As a writer, this one came easy for me. The great aspect of keeping a journal is that you have it forever. You can look back months, even years, later and see how far you have come in the journey of your life. And the reason I strive to keep a journal is because someday I can share my ups and downs with my niece, Grace, who is quickly growing up and learning that life is a wonderful thing that isn't always fair. I will be able to specifically read to her the times I had been let down by friends and bounced back. How a certain boy broke my heart, but another came along to mend it. How leaving behind my family to embark on a career was frightening, but full of challenges that made me a better person. A journal is a legacy that belongs to you and only you. And documenting not only your successes, but your fears and your sadness can help quicken the healing process and strengthen your belief in yourself.

8. Check out books on CD.
This is a great tactic if you have a long commute or spend a lot of time in your car. For me, being alone in my car was dangerous.

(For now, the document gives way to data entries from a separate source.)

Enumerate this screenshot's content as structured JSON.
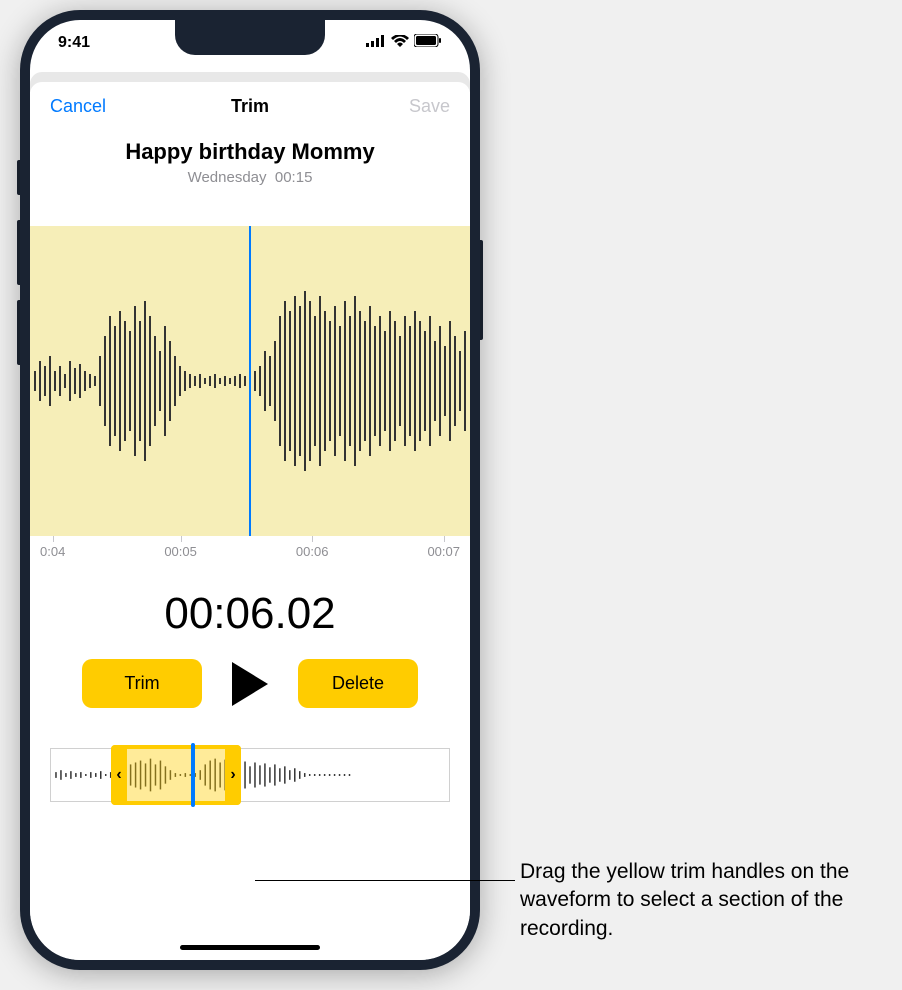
{
  "status": {
    "time": "9:41",
    "signal": "●●●●",
    "wifi": "wifi",
    "battery": "battery"
  },
  "nav": {
    "cancel": "Cancel",
    "title": "Trim",
    "save": "Save"
  },
  "recording": {
    "title": "Happy birthday Mommy",
    "day": "Wednesday",
    "duration": "00:15"
  },
  "timeline": {
    "ticks": [
      "0:04",
      "00:05",
      "00:06",
      "00:07"
    ],
    "current": "00:06.02"
  },
  "controls": {
    "trim": "Trim",
    "delete": "Delete"
  },
  "callout": "Drag the yellow trim handles on the waveform to select a section of the recording."
}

I would either scan radio stations seeking out those sappy love songs I mentioned earlier, or I'd pop in a CD with songs that reminded me of my ex. On the really bad days, I'd play "our song" over and over until I was reduced to tears. That damn repeat button will kill you every time. Books on CD cost nothing when checked out of a local library, and it provides you the opportunity to read those classics you never seem to have time to conquer or the biography that is collecting dust on your nightstand because it weighs more than your laptop computer. They keep you away from reminiscent music and catapult you into a fictional character's life, thus taking your mind off matters of the heart.

9. Paint a room.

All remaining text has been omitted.